Zu einem Zeitpunkt, in dem die Grenzen der ökologischen Ressourcen bewusst werden, scheint es nun wenig sinnvoll zu sein, künstlerisch mit einer Brunnenskulptur zu reagieren, bei der die Üppigkeit des Wasserverbrauchs im Mittelpunkt steht: die Strategie muss also heißen "Mehr Kunst als Wasser". Dennoch soll das Element des Wassers als "Ursprungsgeschichte" des neuen Stadtteils ästhetisch gedacht in all seiner symbolischen Funktion in meiner Skulptur aufgegriffen werden. Zwei Elemente sollen meinen Entwurf prägen, deren Symbolik entsprechend "aufgeladen" ist: der Baum und die Wasserspeier. Der Baum ist eng mit dem Wasser verbunden: wo ein Baum steht, ist auch ein Quell zu vermuten. Baum und Quell sind in diesem Sinne Ursprungsbilder der zivilisatorischen Entwicklung. Selbst wenn aus den zugebauten Städten die Bäume verschwinden, war der ursprüngliche Grund der Ansiedlung ein Baum, der gewährleistet hat, dass das Haus mit Wasser versorgt werden konnte. Der Baum besitzt im spirituellen Sinne eine ursprüngliche Symbolik, die die gesamte Kunst der westlichen Zivilisation geprägt hat: der Baum ist der Mittelpunkt des Paradieses, er ist Zeichen für Erhalt und Verlust zugleich. Er ist Grund der zivilisatorischen Entwicklung einerseits und im symbolischen Akt des Sündenfalls Bild der Gefahr des Verlusts andererseits.

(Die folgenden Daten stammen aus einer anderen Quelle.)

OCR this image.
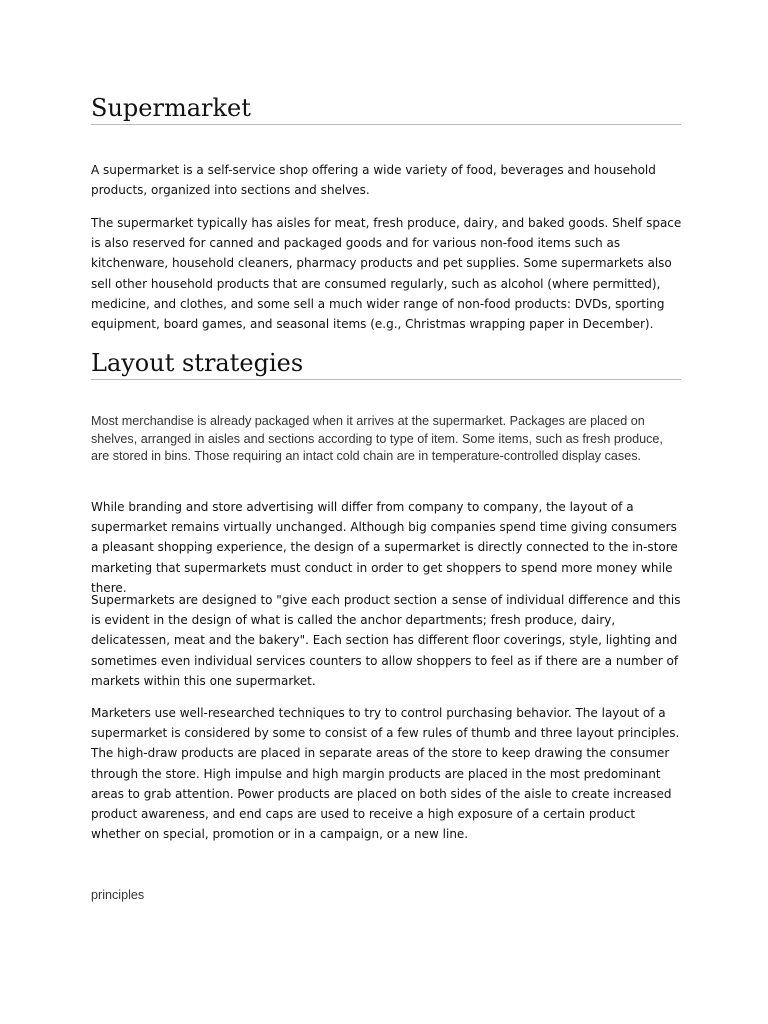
Supermarket

A supermarket is a self-service shop offering a wide variety of food, beverages and household products, organized into sections and shelves.

The supermarket typically has aisles for meat, fresh produce, dairy, and baked goods. Shelf space is also reserved for canned and packaged goods and for various non-food items such as kitchenware, household cleaners, pharmacy products and pet supplies. Some supermarkets also sell other household products that are consumed regularly, such as alcohol (where permitted), medicine, and clothes, and some sell a much wider range of non-food products: DVDs, sporting equipment, board games, and seasonal items (e.g., Christmas wrapping paper in December).

Layout strategies

Most merchandise is already packaged when it arrives at the supermarket. Packages are placed on shelves, arranged in aisles and sections according to type of item. Some items, such as fresh produce, are stored in bins. Those requiring an intact cold chain are in temperature-controlled display cases.

While branding and store advertising will differ from company to company, the layout of a supermarket remains virtually unchanged. Although big companies spend time giving consumers a pleasant shopping experience, the design of a supermarket is directly connected to the in-store marketing that supermarkets must conduct in order to get shoppers to spend more money while there.

Supermarkets are designed to "give each product section a sense of individual difference and this is evident in the design of what is called the anchor departments; fresh produce, dairy, delicatessen, meat and the bakery". Each section has different floor coverings, style, lighting and sometimes even individual services counters to allow shoppers to feel as if there are a number of markets within this one supermarket.

Marketers use well-researched techniques to try to control purchasing behavior. The layout of a supermarket is considered by some to consist of a few rules of thumb and three layout principles. The high-draw products are placed in separate areas of the store to keep drawing the consumer through the store. High impulse and high margin products are placed in the most predominant areas to grab attention. Power products are placed on both sides of the aisle to create increased product awareness, and end caps are used to receive a high exposure of a certain product whether on special, promotion or in a campaign, or a new line.

principles
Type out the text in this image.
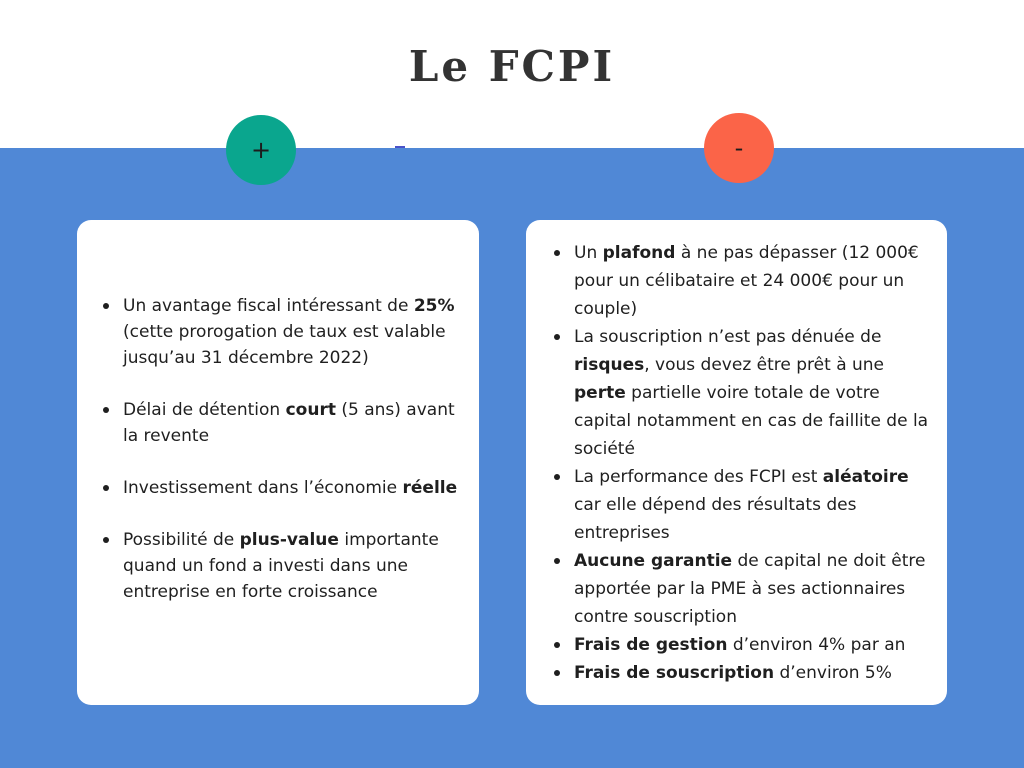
Le FCPI
+	-
Un avantage fiscal intéressant de 25% (cette prorogation de taux est valable jusqu’au 31 décembre 2022)
Délai de détention court (5 ans) avant la revente
Investissement dans l’économie réelle
Possibilité de plus-value importante quand un fond a investi dans une entreprise en forte croissance
Un plafond à ne pas dépasser (12 000€ pour un célibataire et 24 000€ pour un couple)
La souscription n’est pas dénuée de risques, vous devez être prêt à une perte partielle voire totale de votre capital notamment en cas de faillite de la société
La performance des FCPI est aléatoire car elle dépend des résultats des entreprises
Aucune garantie de capital ne doit être apportée par la PME à ses actionnaires contre souscription
Frais de gestion d’environ 4% par an
Frais de souscription d’environ 5%
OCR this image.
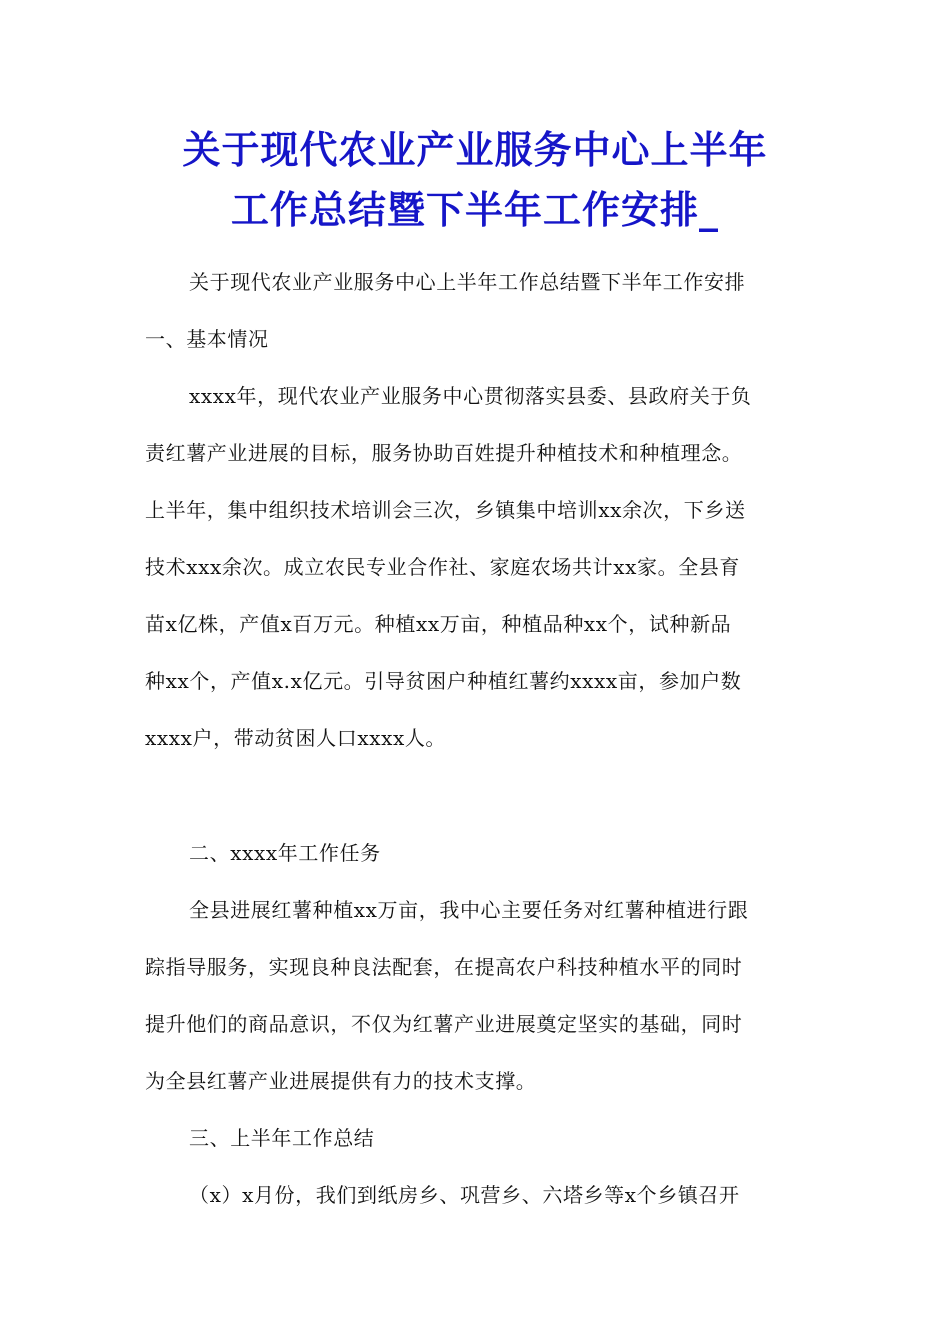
关于现代农业产业服务中心上半年
工作总结暨下半年工作安排_
关于现代农业产业服务中心上半年工作总结暨下半年工作安排
一、基本情况
xxxx年，现代农业产业服务中心贯彻落实县委、县政府关于负
责红薯产业进展的目标，服务协助百姓提升种植技术和种植理念。
上半年，集中组织技术培训会三次，乡镇集中培训xx余次，下乡送
技术xxx余次。成立农民专业合作社、家庭农场共计xx家。全县育
苗x亿株，产值x百万元。种植xx万亩，种植品种xx个，试种新品
种xx个，产值x.x亿元。引导贫困户种植红薯约xxxx亩，参加户数
xxxx户，带动贫困人口xxxx人。
二、xxxx年工作任务
全县进展红薯种植xx万亩，我中心主要任务对红薯种植进行跟
踪指导服务，实现良种良法配套，在提高农户科技种植水平的同时
提升他们的商品意识，不仅为红薯产业进展奠定坚实的基础，同时
为全县红薯产业进展提供有力的技术支撑。
三、上半年工作总结
（x）x月份，我们到纸房乡、巩营乡、六塔乡等x个乡镇召开
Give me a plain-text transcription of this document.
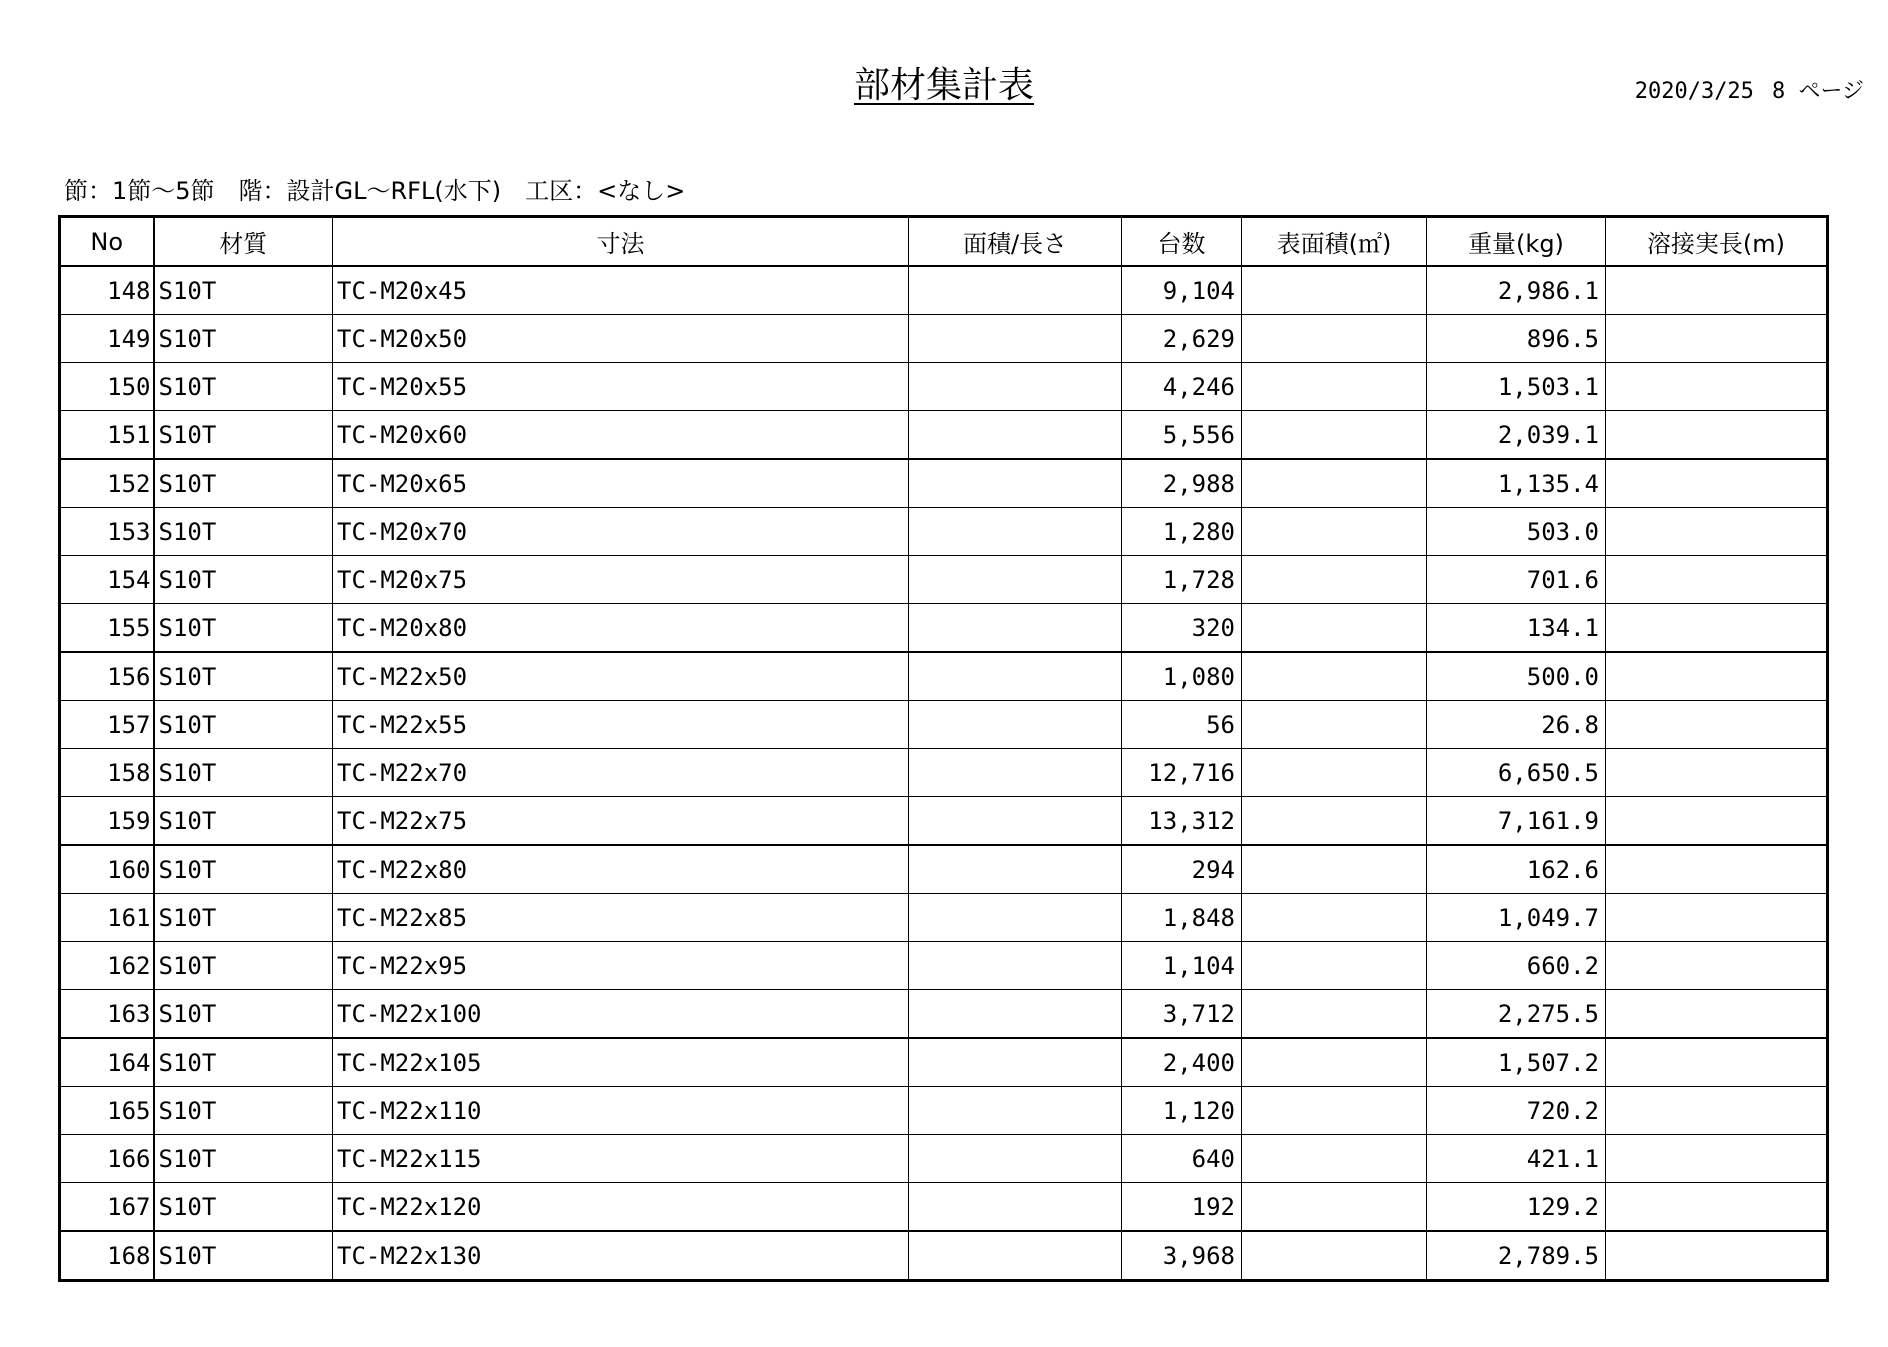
部材集計表	2020/3/25 8 ページ
節：1節～5節　階：設計GL～RFL(水下)　工区：<なし>
No	材質	寸法	面積/長さ	台数	表面積(㎡)	重量(kg)	溶接実長(m)
148	S10T	TC-M20x45		9,104		2,986.1	
149	S10T	TC-M20x50		2,629		896.5	
150	S10T	TC-M20x55		4,246		1,503.1	
151	S10T	TC-M20x60		5,556		2,039.1	
152	S10T	TC-M20x65		2,988		1,135.4	
153	S10T	TC-M20x70		1,280		503.0	
154	S10T	TC-M20x75		1,728		701.6	
155	S10T	TC-M20x80		320		134.1	
156	S10T	TC-M22x50		1,080		500.0	
157	S10T	TC-M22x55		56		26.8	
158	S10T	TC-M22x70		12,716		6,650.5	
159	S10T	TC-M22x75		13,312		7,161.9	
160	S10T	TC-M22x80		294		162.6	
161	S10T	TC-M22x85		1,848		1,049.7	
162	S10T	TC-M22x95		1,104		660.2	
163	S10T	TC-M22x100		3,712		2,275.5	
164	S10T	TC-M22x105		2,400		1,507.2	
165	S10T	TC-M22x110		1,120		720.2	
166	S10T	TC-M22x115		640		421.1	
167	S10T	TC-M22x120		192		129.2	
168	S10T	TC-M22x130		3,968		2,789.5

III. Ein Baumbrunnen für das Rieselfeld

Eines der raffiniertesten Systeme einer symbolischen Kunst, und das heißt einer auf semiotischer Verschlüsselung beruhender Darstellung von Wirklichkeit, lässt sich in der Kunst des Mittelalters finden. Das Freiburger Münster kann dabei als einer der Höhepunkte einer bildkünstlerischen, skulpturalen und architektonischen Semiotik gelten. Keine Proportion, kein Element und keine Skulptur dieses Bauwerks ist ohne semiotische Entschlüsselung denkbar. So ist auch die Bedeutung des Wassers, als Element des Himmels, das auch auf das Münster fällt, in der Architektur durch die Elemente der Wasserspeier im Sinne eines semiotischen Gesamtkonzepts aufgegriffen. Der Wasserspeier ist demnach nicht nur funktionales Objekt - Regenrinne - sondern auch eine symbolische Geste der Abweisung der bösen Kräfte vom heiligen Raum. Die Zusammenführung der beiden Elemente Baum und Wasserspeier in meinem Entwurf eines "Baumbrunnens" soll nun die beiden zuvor genannten wesentlichen Elemente einer einerseits ortsbezogenen skulpturalen Geste und einer über den unmittelbaren Standort hinausweisenden Symbolik zusammenführen. Einerseits ist der Baum auf den Ort des ursprünglichen Rieselfeldes bezogen als Symbol des Wasserkreislaufs. Andererseits wird die symbolische Idee des Wasserspeiers aus dem Zusammenhang des Freiburger Münsters im Stadtzentrum übernommen und in den neu und anders gelagerten Kontext des Rieselfeldes am Rand der Stadt transferiert. Damit wird die Idee in doppelter Hinsicht "ver-rückt". In dieser Form nimmt der Entwurf Bezug auf die Wirklichkeit in der er Platz haben soll. Ebenso versucht er aber eine Idee gesamtstädtischer Kulturgeschichte aufzugreifen, in der das Mittelalter den wichtigsten Platz einnimmt. Denn das Mittelalter ist die Gründungszeit der freien und autonomen Städte, in deren historischer Verlängerung wir auch eine Stadtteilmanifestation wie die des Rieselfeldes sehen können. Die künstlerische Umsetzung bezieht sich somit auf diese Realien, ohne in Realismen zu verfallen. Die symbolische Verschlüsselung begründet sich zwar in den Realien, sucht aber auch diesen eine eigene Gedankenwelt der Symbolkraft entgegenzusetzen und präsentiert sich als eine eigene, geschlossene Form einer künstlichen Wirklichkeit.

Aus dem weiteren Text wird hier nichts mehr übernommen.